Rent Inflation Re-Accelerates to Red-Hot, All Three Now Agree: Zillow Asking Rents, What Big Landlords Said, and Actual Rents Tracked by CPI

Debacle on the Inflation Front: The Fed’s victory lap about having licked rent inflation was premature.

By Wolf Richter for WOLF STREET.

The Zillow Observed Rent Index (ZORI), which is based on asking rents, meaning advertised rents that landlords hope to get when a tenant signs the lease, jumped month-to-month by 0.6% in April, the steepest increase since August, after having already jumped 0.5% in March, and 0.3% in February, to a new record of $2,018. Annualized, the increase in April translates into a jump of +7.4%.

This is really bad news on the inflation front. But it’s not a surprise. It confirms what the biggest landlords in the US told us in their earnings calls, that they got 6% to 8% rent increases both on lease renewals and on new lease signings in April; and it confirms what the rent factors in CPI for April told us, that actual rents paid by all tenants jumped by 0.5% in April from March, and by over 8% year-over-year.

You can see how the ZORI (red, right axis, $) undershot actual rents during the pandemic as depicted by the largest rent factor in CPI (OER, green, index value, left axis), and how it overshot actual rents in 2022, and how it then dipped at the end of 2022 and early 2023, and how it has reaccelerated over the past three months:

Rent accounts for one-third of the Consumer Price Index, split across two rent factors. The CPI for Owners Equivalent of Rent (OER, the larger of the two, accounting for 25.4% of total CPI) jumped by 0.5% in April and by 8.1% year-over-year.

All these measures – asking rents as per ZORI; earnings calls from the biggest landlords in the country; and actual rents for all tenants as tracked by the CPI rent factors – are now showing that rent inflation in April was not slowing down at all, but re-accelerated.

The ZORI was much cited as proof that rent inflation was slowing down and would soon vanish based on the ZORI last year when it actually fell.

For the Fed, for Powell during the press conferences, and for many others, the dropping asking rents last year was the gospel that they had been waiting for, that inflation in actual rents, as experienced by current tenants, would soon abate as the asking rents would become actual rents and lower those actual rents, but that it just hasn’t done so yet because, you know, the CPI rent factors are lagging, etc. etc.

But that didn’t happen.

The year-over-year percentage-change mind-bender.

What may have also misled the good folks about rent inflation were the year-over-year changes.
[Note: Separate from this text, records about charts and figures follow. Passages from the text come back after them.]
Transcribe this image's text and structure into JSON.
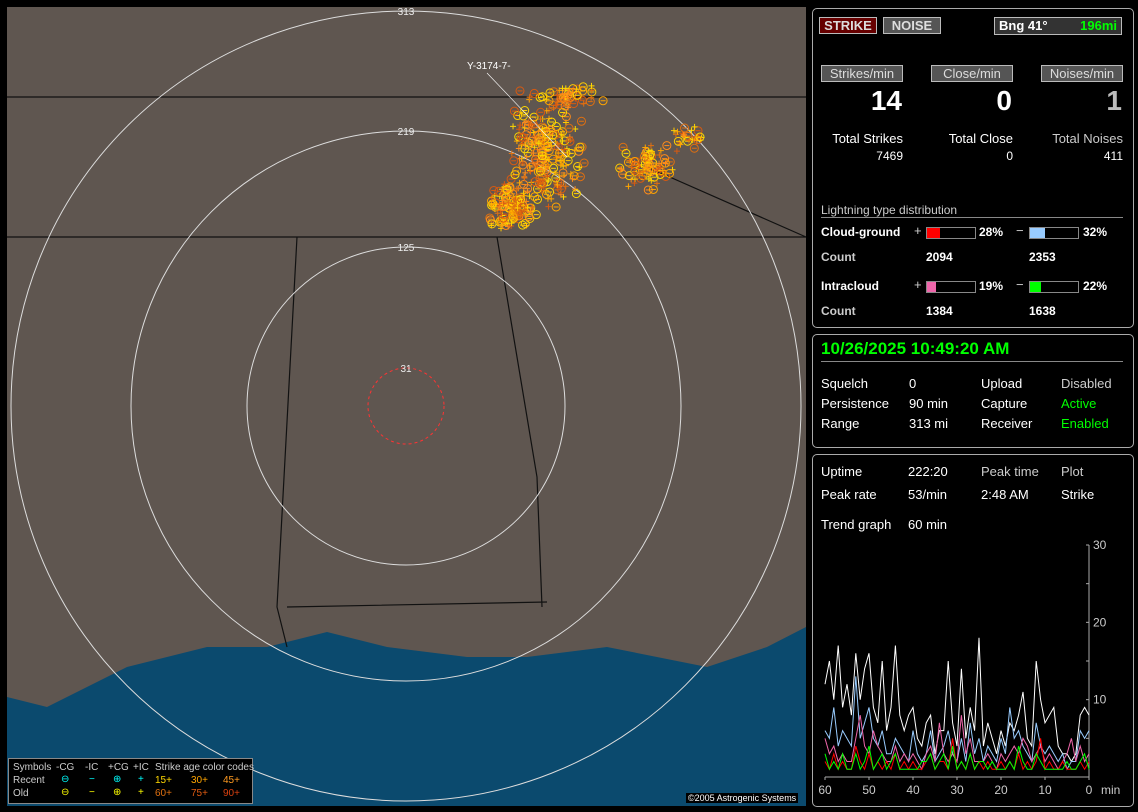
{
  "map": {
    "range_labels": [
      "313",
      "219",
      "125",
      "31"
    ],
    "callout": "Y-3174-7-",
    "copyright": "©2005 Astrogenic Systems",
    "legend": {
      "symbols": "Symbols",
      "cols": [
        "-CG",
        "-IC",
        "+CG",
        "+IC"
      ],
      "recent": "Recent",
      "old": "Old",
      "recent_syms": [
        "⊖",
        "−",
        "⊕",
        "+"
      ],
      "old_syms": [
        "⊖",
        "−",
        "⊕",
        "+"
      ],
      "age_title": "Strike age color codes",
      "ages_recent": [
        "15+",
        "30+",
        "45+"
      ],
      "ages_old": [
        "60+",
        "75+",
        "90+"
      ],
      "age_colors": [
        "#ffd700",
        "#ffa500",
        "#ff9a20",
        "#e07010",
        "#e05a10",
        "#d84010"
      ]
    }
  },
  "top": {
    "strike_btn": "STRIKE",
    "noise_btn": "NOISE",
    "bearing": "Bng 41°",
    "distance": "196mi",
    "rates": [
      {
        "label": "Strikes/min",
        "value": "14",
        "total_label": "Total Strikes",
        "total": "7469"
      },
      {
        "label": "Close/min",
        "value": "0",
        "total_label": "Total Close",
        "total": "0"
      },
      {
        "label": "Noises/min",
        "value": "1",
        "total_label": "Total Noises",
        "total": "411"
      }
    ],
    "dist_title": "Lightning type distribution",
    "cg": {
      "label": "Cloud-ground",
      "pos_pct": 28,
      "pos_text": "28%",
      "neg_pct": 32,
      "neg_text": "32%",
      "count_label": "Count",
      "pos_count": "2094",
      "neg_count": "2353"
    },
    "ic": {
      "label": "Intracloud",
      "pos_pct": 19,
      "pos_text": "19%",
      "neg_pct": 22,
      "neg_text": "22%",
      "count_label": "Count",
      "pos_count": "1384",
      "neg_count": "1638"
    },
    "colors": {
      "cg_pos": "#ff0000",
      "cg_neg": "#99ccff",
      "ic_pos": "#ee66aa",
      "ic_neg": "#00ff00"
    }
  },
  "status": {
    "datetime": "10/26/2025 10:49:20 AM",
    "rows": [
      [
        "Squelch",
        "0",
        "Upload",
        "Disabled"
      ],
      [
        "Persistence",
        "90 min",
        "Capture",
        "Active"
      ],
      [
        "Range",
        "313 mi",
        "Receiver",
        "Enabled"
      ]
    ]
  },
  "stats": {
    "uptime_label": "Uptime",
    "uptime": "222:20",
    "peak_time_label": "Peak time",
    "plot_label": "Plot",
    "peak_rate_label": "Peak rate",
    "peak_rate": "53/min",
    "peak_time": "2:48 AM",
    "plot": "Strike",
    "trend_label": "Trend graph",
    "trend": "60 min"
  },
  "chart_data": {
    "type": "line",
    "xlabel": "min",
    "x_ticks": [
      "60",
      "50",
      "40",
      "30",
      "20",
      "10",
      "0"
    ],
    "y_ticks": [
      "10",
      "20",
      "30"
    ],
    "ylim": [
      0,
      30
    ],
    "xlim": [
      60,
      0
    ],
    "series": [
      {
        "color": "#ffffff",
        "values": [
          12,
          15,
          10,
          17,
          9,
          12,
          8,
          16,
          10,
          14,
          16,
          9,
          7,
          15,
          6,
          9,
          17,
          8,
          6,
          8,
          9,
          5,
          4,
          7,
          8,
          3,
          6,
          6,
          15,
          7,
          4,
          14,
          5,
          9,
          6,
          18,
          4,
          7,
          5,
          3,
          6,
          4,
          7,
          6,
          8,
          11,
          5,
          4,
          15,
          10,
          7,
          8,
          9,
          4,
          3,
          3,
          2,
          3,
          8,
          9,
          8
        ]
      },
      {
        "color": "#99ccff",
        "values": [
          6,
          5,
          9,
          4,
          6,
          5,
          4,
          13,
          5,
          7,
          9,
          5,
          4,
          6,
          3,
          3,
          5,
          4,
          3,
          2,
          6,
          3,
          2,
          3,
          6,
          2,
          3,
          4,
          6,
          3,
          2,
          5,
          2,
          7,
          3,
          5,
          2,
          4,
          3,
          2,
          5,
          3,
          9,
          5,
          6,
          4,
          3,
          2,
          7,
          4,
          3,
          4,
          3,
          2,
          3,
          1,
          2,
          2,
          6,
          5,
          6
        ]
      },
      {
        "color": "#ee66aa",
        "values": [
          5,
          3,
          4,
          2,
          3,
          2,
          2,
          5,
          8,
          4,
          3,
          6,
          4,
          3,
          2,
          2,
          4,
          2,
          3,
          2,
          3,
          2,
          1,
          3,
          4,
          2,
          7,
          3,
          2,
          3,
          2,
          8,
          3,
          5,
          2,
          2,
          2,
          3,
          2,
          1,
          3,
          2,
          3,
          4,
          3,
          5,
          4,
          2,
          3,
          4,
          2,
          3,
          2,
          1,
          2,
          3,
          5,
          2,
          4,
          2,
          3
        ]
      },
      {
        "color": "#ff0000",
        "values": [
          2,
          1,
          3,
          1,
          2,
          1,
          1,
          4,
          2,
          1,
          3,
          1,
          2,
          1,
          2,
          1,
          3,
          1,
          2,
          1,
          2,
          1,
          1,
          2,
          3,
          1,
          2,
          2,
          1,
          5,
          1,
          2,
          1,
          3,
          1,
          2,
          1,
          2,
          1,
          1,
          2,
          1,
          2,
          1,
          3,
          1,
          2,
          1,
          2,
          5,
          1,
          2,
          1,
          1,
          2,
          1,
          1,
          1,
          2,
          1,
          2
        ]
      },
      {
        "color": "#00ff00",
        "values": [
          3,
          1,
          2,
          1,
          3,
          1,
          1,
          3,
          1,
          2,
          4,
          1,
          2,
          3,
          1,
          2,
          3,
          1,
          1,
          1,
          1,
          1,
          2,
          2,
          3,
          1,
          2,
          3,
          1,
          4,
          1,
          2,
          1,
          3,
          1,
          2,
          2,
          1,
          2,
          1,
          1,
          1,
          2,
          1,
          4,
          2,
          1,
          1,
          3,
          2,
          1,
          1,
          1,
          1,
          1,
          2,
          1,
          1,
          2,
          3,
          1
        ]
      }
    ]
  }
}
As you can see in the chart above, the ZORI undershot actual rent increases in 2020 and early 2021, and then off that low base, showed a massive year-over-year percentage gain in 2022, that caused it to overshoot in 2022.
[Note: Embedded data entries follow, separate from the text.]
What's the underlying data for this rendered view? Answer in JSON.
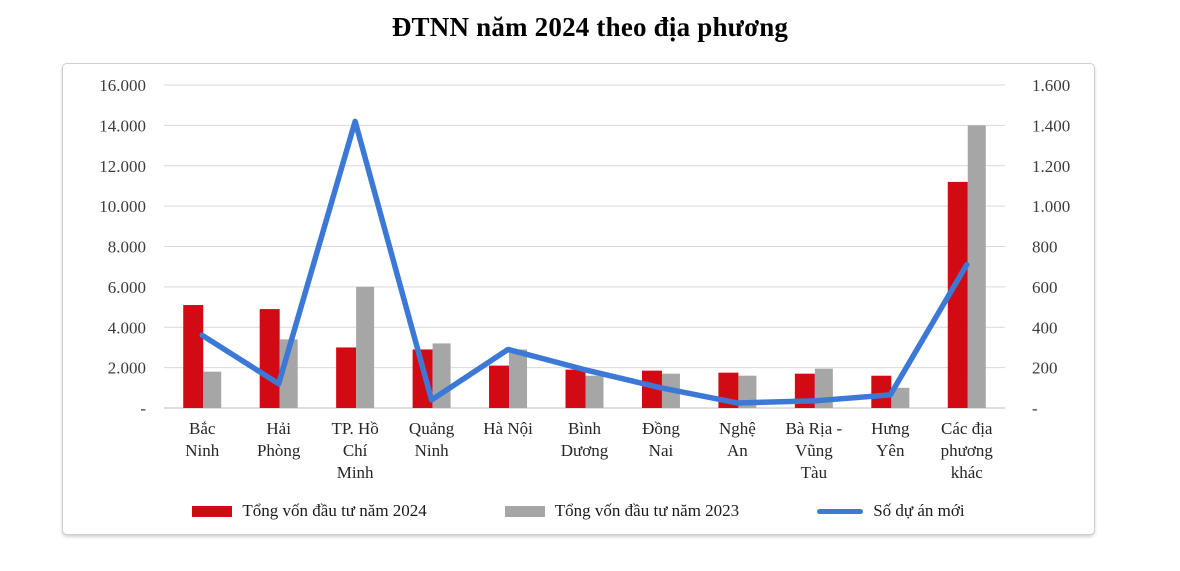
{
  "title": "ĐTNN năm 2024 theo địa phương",
  "colors": {
    "bar_2024": "#d20a13",
    "bar_2023": "#a6a6a6",
    "line_new_projects": "#3c79d6",
    "gridline": "#d9d9d9",
    "axis_line": "#bfbfbf",
    "tick_text": "#3c3c3c",
    "category_text": "#262626"
  },
  "chart_data": {
    "type": "bar",
    "subtype": "combo-bar-line-dual-axis",
    "title": "ĐTNN năm 2024 theo địa phương",
    "grid": true,
    "legend_position": "bottom",
    "categories": [
      "Bắc Ninh",
      "Hải Phòng",
      "TP. Hồ Chí Minh",
      "Quảng Ninh",
      "Hà Nội",
      "Bình Dương",
      "Đồng Nai",
      "Nghệ An",
      "Bà Rịa - Vũng Tàu",
      "Hưng Yên",
      "Các địa phương khác"
    ],
    "category_label_lines": [
      [
        "Bắc",
        "Ninh"
      ],
      [
        "Hải",
        "Phòng"
      ],
      [
        "TP. Hồ",
        "Chí",
        "Minh"
      ],
      [
        "Quảng",
        "Ninh"
      ],
      [
        "Hà Nội"
      ],
      [
        "Bình",
        "Dương"
      ],
      [
        "Đồng",
        "Nai"
      ],
      [
        "Nghệ",
        "An"
      ],
      [
        "Bà Rịa -",
        "Vũng",
        "Tàu"
      ],
      [
        "Hưng",
        "Yên"
      ],
      [
        "Các địa",
        "phương",
        "khác"
      ]
    ],
    "series": [
      {
        "name": "Tổng vốn đầu tư năm 2024",
        "type": "bar",
        "axis": "left",
        "color": "#d20a13",
        "values": [
          5100,
          4900,
          3000,
          2900,
          2100,
          1900,
          1850,
          1750,
          1700,
          1600,
          11200
        ]
      },
      {
        "name": "Tổng vốn đầu tư năm 2023",
        "type": "bar",
        "axis": "left",
        "color": "#a6a6a6",
        "values": [
          1800,
          3400,
          6000,
          3200,
          2900,
          1600,
          1700,
          1600,
          1950,
          1000,
          14000
        ]
      },
      {
        "name": "Số dự án mới",
        "type": "line",
        "axis": "right",
        "color": "#3c79d6",
        "values": [
          360,
          120,
          1420,
          40,
          290,
          190,
          100,
          25,
          35,
          65,
          710
        ]
      }
    ],
    "left_axis": {
      "min": 0,
      "max": 16000,
      "step": 2000,
      "tick_labels_top_to_bottom": [
        "16.000",
        "14.000",
        "12.000",
        "10.000",
        "8.000",
        "6.000",
        "4.000",
        "2.000",
        "-"
      ]
    },
    "right_axis": {
      "min": 0,
      "max": 1600,
      "step": 200,
      "tick_labels_top_to_bottom": [
        "1.600",
        "1.400",
        "1.200",
        "1.000",
        "800",
        "600",
        "400",
        "200",
        "-"
      ]
    }
  },
  "legend": {
    "items": [
      {
        "label": "Tổng vốn đầu tư năm 2024",
        "swatch": "bar",
        "color": "#d20a13"
      },
      {
        "label": "Tổng vốn đầu tư năm 2023",
        "swatch": "bar",
        "color": "#a6a6a6"
      },
      {
        "label": "Số dự án mới",
        "swatch": "line",
        "color": "#3c79d6"
      }
    ]
  }
}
But that huge percentage gain never made it into actual rents because it was off the undershoot, it just averaged out the undershoot on top of the regular rent inflation of 8%. And now the asking rents per ZORI are back in line on a month-to-month basis with the CPI measures.

This is the type of year-over-year percentage change chart that caused a lot of brains to short-circuit about rent inflation, showing the undershoot in 2020 and early 2021, and off that low base the massive overshoot in late 2021 and nearly all of 2022. This chart also shows the CPI rent factors as year-over-year percentage change.

The Fed’s victory lap.

The Fed divided the core inflation index (without the volatile food and energy products) into three groups: core goods, housing inflation, and core services without housing.

Inflation in core goods has come down a lot from the pandemic highs. Housing inflation measures (such as the CPI rent factors) would also certainly come down because this was already baked in, they said, based on asking rents dropping, and because the CPI rent factors are lagging, they said months ago. So the rent-part of inflation, they said, was already licked. And the only part left where inflation was super-sticky was core services inflation without housing.

So now it turns out, inflation remains nastily sticky in two of the three parts, and the Fed’s victory lap on having licked rent inflation appears to have been premature.